Enrekang, Centerinvestigasi.id — 9 Desember 2025. Media Center Investigasi menerima surat resmi dari Kantor Pertanahan Kabupaten Enrekang pada Selasa (9/12/2025) terkait permintaan klarifikasi mengenai sengketa tanah dengan Sertipikat Hak Milik (SHM) Nomor 00026 atas nama Ranru di Desa Lebang, Kecamatan Cendana.
Surat bernomor MP.01.02/2149-73.16/XII/2025 yang ditandatangani Kepala Kantor Pertanahan Kabupaten Enrekang, Erny, S.Pi., M.Si, tersebut berisi penjelasan lengkap mengenai tahapan administrasi dan situasi lapangan terkait permohonan penataan batas bidang tanah yang disengketakan.
1. Permohonan Pengukuran oleh Kuasa Pemilik
BPN Enrekang membenarkan adanya permohonan penataan batas oleh Jufri, selaku kuasa dari pemilik sertipikat SHM 00026 atas nama Ranru. Permohonan tersebut masuk dengan Nomor Berkas 2430/2025 pada 19 Mei 2025.
Menurut Jufri, pengajuan ini dilakukan untuk memastikan batas tanah sesuai dokumen resmi.
“Kami hanya meminta kejelasan batas tanah sesuai sertipikat yang sah. Tidak ada maksud lain selain mendapatkan kepastian administrasi,” ujarnya kepada Media Center Investigasi.
2. Pengukuran Tidak Dapat Dilanjutkan
Pengukuran lapangan pada 20 Mei 2025 tidak dapat dilanjutkan karena adanya keberatan dari pihak Malle Puniga, yang mengklaim menguasai lahan tersebut.
Petugas BPN langsung menghentikan kegiatan karena situasi tidak kondusif.
Jufri menegaskan bahwa proses pengukuran seharusnya dapat berjalan tanpa intimidasi.
“Silakan kalau ada keberatan, tapi sampaikan secara resmi. Jangan sampai petugas di lapangan dihalangi.

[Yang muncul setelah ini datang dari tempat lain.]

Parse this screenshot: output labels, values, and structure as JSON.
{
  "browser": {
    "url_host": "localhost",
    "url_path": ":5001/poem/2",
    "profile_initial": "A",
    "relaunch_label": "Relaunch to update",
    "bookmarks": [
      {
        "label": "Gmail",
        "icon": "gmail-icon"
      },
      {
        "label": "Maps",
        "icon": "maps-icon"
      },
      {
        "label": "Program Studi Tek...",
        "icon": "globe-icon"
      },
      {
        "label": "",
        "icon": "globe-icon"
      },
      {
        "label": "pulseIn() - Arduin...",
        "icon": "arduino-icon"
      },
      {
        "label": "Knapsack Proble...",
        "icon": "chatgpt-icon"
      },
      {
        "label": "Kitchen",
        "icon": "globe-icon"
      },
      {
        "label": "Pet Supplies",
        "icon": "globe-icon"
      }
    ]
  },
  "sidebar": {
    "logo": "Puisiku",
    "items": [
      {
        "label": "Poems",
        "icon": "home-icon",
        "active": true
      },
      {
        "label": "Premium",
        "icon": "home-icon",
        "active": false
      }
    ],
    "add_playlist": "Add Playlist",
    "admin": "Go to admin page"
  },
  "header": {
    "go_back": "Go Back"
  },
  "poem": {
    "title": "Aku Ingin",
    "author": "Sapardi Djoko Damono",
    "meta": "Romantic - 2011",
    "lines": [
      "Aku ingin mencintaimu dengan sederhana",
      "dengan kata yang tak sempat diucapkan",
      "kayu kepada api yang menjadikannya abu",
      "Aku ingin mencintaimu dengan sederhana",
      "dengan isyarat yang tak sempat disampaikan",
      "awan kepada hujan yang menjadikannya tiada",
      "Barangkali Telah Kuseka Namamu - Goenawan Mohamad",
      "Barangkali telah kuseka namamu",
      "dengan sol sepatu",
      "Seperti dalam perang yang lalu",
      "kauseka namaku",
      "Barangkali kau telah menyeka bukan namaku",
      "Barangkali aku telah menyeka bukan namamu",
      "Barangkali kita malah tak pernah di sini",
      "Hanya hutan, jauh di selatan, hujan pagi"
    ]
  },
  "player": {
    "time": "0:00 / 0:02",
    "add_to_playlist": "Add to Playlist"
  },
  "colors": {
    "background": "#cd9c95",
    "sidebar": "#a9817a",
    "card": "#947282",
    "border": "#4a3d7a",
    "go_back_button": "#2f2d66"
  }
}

Kita ingin semuanya jelas dan terang,” katanya.
3. Keberatan Resmi dari Pihak Penggarap
BPN juga mengonfirmasi bahwa Malle Puniga telah menyampaikan keberatan melalui surat tertanggal 23 Juni 2025, bahkan melampirkan fotokopi Berita Acara Pelaksanaan Eksekusi Pengosongan.
4. BPN: Penataan Batas Harus Clean and Clear
Pihak BPN menegaskan bahwa permohonan penataan batas hanya dapat diproses jika batas-batas tanah dapat ditunjukkan dengan jelas, tidak terdapat sengketa, tidak tumpang tindih, dan memenuhi unsur clean and clear.

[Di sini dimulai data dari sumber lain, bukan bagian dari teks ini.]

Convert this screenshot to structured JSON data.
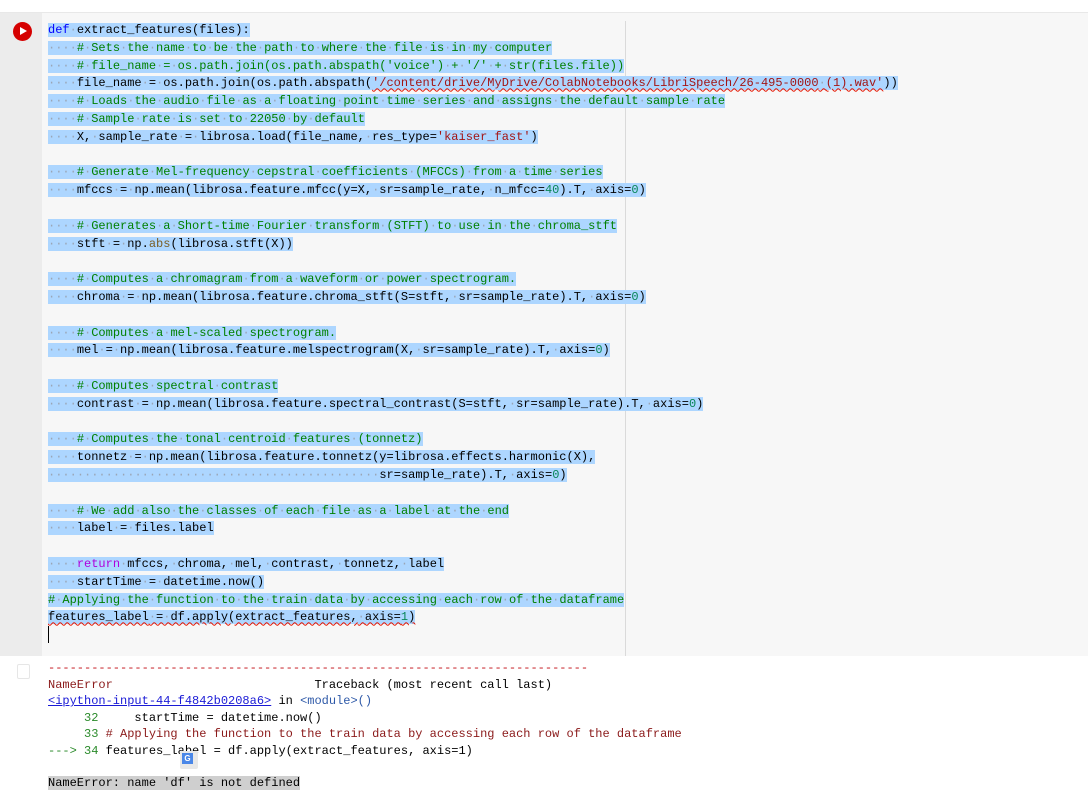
{
  "cell": {
    "run_button": "run-cell",
    "lines": [
      "def extract_features(files):",
      "    # Sets the name to be the path to where the file is in my computer",
      "    # file_name = os.path.join(os.path.abspath('voice') + '/' + str(files.file))",
      "    file_name = os.path.join(os.path.abspath('/content/drive/MyDrive/ColabNotebooks/LibriSpeech/26-495-0000 (1).wav'))",
      "    # Loads the audio file as a floating point time series and assigns the default sample rate",
      "    # Sample rate is set to 22050 by default",
      "    X, sample_rate = librosa.load(file_name, res_type='kaiser_fast')",
      "",
      "    # Generate Mel-frequency cepstral coefficients (MFCCs) from a time series",
      "    mfccs = np.mean(librosa.feature.mfcc(y=X, sr=sample_rate, n_mfcc=40).T, axis=0)",
      "",
      "    # Generates a Short-time Fourier transform (STFT) to use in the chroma_stft",
      "    stft = np.abs(librosa.stft(X))",
      "",
      "    # Computes a chromagram from a waveform or power spectrogram.",
      "    chroma = np.mean(librosa.feature.chroma_stft(S=stft, sr=sample_rate).T, axis=0)",
      "",
      "    # Computes a mel-scaled spectrogram.",
      "    mel = np.mean(librosa.feature.melspectrogram(X, sr=sample_rate).T, axis=0)",
      "",
      "    # Computes spectral contrast",
      "    contrast = np.mean(librosa.feature.spectral_contrast(S=stft, sr=sample_rate).T, axis=0)",
      "",
      "    # Computes the tonal centroid features (tonnetz)",
      "    tonnetz = np.mean(librosa.feature.tonnetz(y=librosa.effects.harmonic(X),",
      "                                              sr=sample_rate).T, axis=0)",
      "",
      "    # We add also the classes of each file as a label at the end",
      "    label = files.label",
      "",
      "    return mfccs, chroma, mel, contrast, tonnetz, label",
      "    startTime = datetime.now()",
      "# Applying the function to the train data by accessing each row of the dataframe",
      "features_label = df.apply(extract_features, axis=1)"
    ]
  },
  "output": {
    "dashes": "---------------------------------------------------------------------------",
    "error_name": "NameError",
    "traceback_label": "Traceback (most recent call last)",
    "link": "<ipython-input-44-f4842b0208a6>",
    "in_text": " in ",
    "module": "<module>()",
    "line32_num": "     32",
    "line32_code": "     startTime = datetime.now()",
    "line33_num": "     33",
    "line33_code": " # Applying the function to the train data by accessing each row of the dataframe",
    "line34_arrow": "---> 34",
    "line34_code": " features_label = df.apply(extract_features, axis=1)",
    "error_message": "NameError: name 'df' is not defined"
  },
  "colors": {
    "run_button": "#d50000",
    "selection": "#add6ff"
  },
  "icons": {
    "translate": "google-translate-icon"
  }
}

5. Ketentuan PP 24 Tahun 1997
Dalam surat tersebut, BPN menegaskan kembali ketentuan Pasal 17 ayat (2) PP Nomor 24 Tahun 1997 yang menyebutkan bahwa tanda batas tidak boleh diubah tanpa persetujuan pemilik berbatasan.
6. Upaya Hukum Masih Terbuka
BPN mempersilakan pihak-pihak yang keberatan untuk menempuh jalur hukum demi kepastian.

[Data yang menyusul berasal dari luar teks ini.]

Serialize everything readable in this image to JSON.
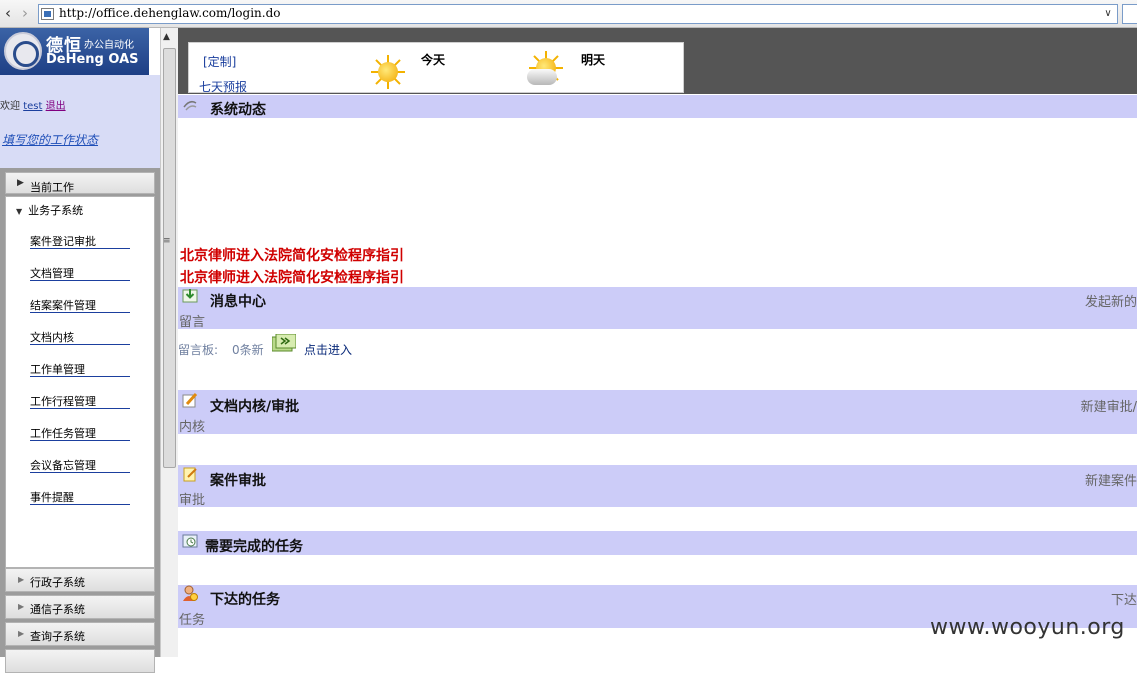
{
  "browser": {
    "url": "http://office.dehenglaw.com/login.do"
  },
  "left": {
    "logo_cn": "德恒",
    "logo_cn_small": "办公自动化",
    "logo_en": "DeHeng OAS",
    "welcome_prefix": "欢迎",
    "username": "test",
    "logout": "退出",
    "status_link": "填写您的工作状态",
    "menu_current": "当前工作",
    "menu_business": "业务子系统",
    "sub_items": [
      "案件登记审批",
      "文档管理",
      "结案案件管理",
      "文档内核",
      "工作单管理",
      "工作行程管理",
      "工作任务管理",
      "会议备忘管理",
      "事件提醒"
    ],
    "footer_items": [
      "行政子系统",
      "通信子系统",
      "查询子系统"
    ]
  },
  "weather": {
    "custom": "[定制]",
    "seven_day": "七天预报",
    "today": "今天",
    "tomorrow": "明天"
  },
  "sections": {
    "system": {
      "title": "系统动态"
    },
    "news": [
      "北京律师进入法院简化安检程序指引",
      "北京律师进入法院简化安检程序指引"
    ],
    "message": {
      "title": "消息中心",
      "right": "发起新的",
      "sub": "留言"
    },
    "board": {
      "label": "留言板:",
      "count": "0条新",
      "enter": "点击进入"
    },
    "doc": {
      "title": "文档内核/审批",
      "right": "新建审批/",
      "sub": "内核"
    },
    "case": {
      "title": "案件审批",
      "right": "新建案件",
      "sub": "审批"
    },
    "todo": {
      "title": "需要完成的任务"
    },
    "assigned": {
      "title": "下达的任务",
      "right": "下达",
      "sub": "任务"
    }
  },
  "watermark": "www.wooyun.org"
}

Kutipan Tambahan dari Jufri
Jufri kembali menekankan bahwa pihaknya hanya menginginkan kepastian hukum.
“Kami pemilik sertipikat yang sah.
Kami berharap proses ini berjalan adil, terbuka, dan sesuai aturan. Itu saja yang kami minta,” ujarnya.
Catatan Redaksi
Media Center Investigasi tetap berkomitmen menjalankan prinsip keberimbangan dan akan memberikan ruang kepada pihak Malle Puniga atau pihak lain untuk menyampaikan klarifikasi tambahan.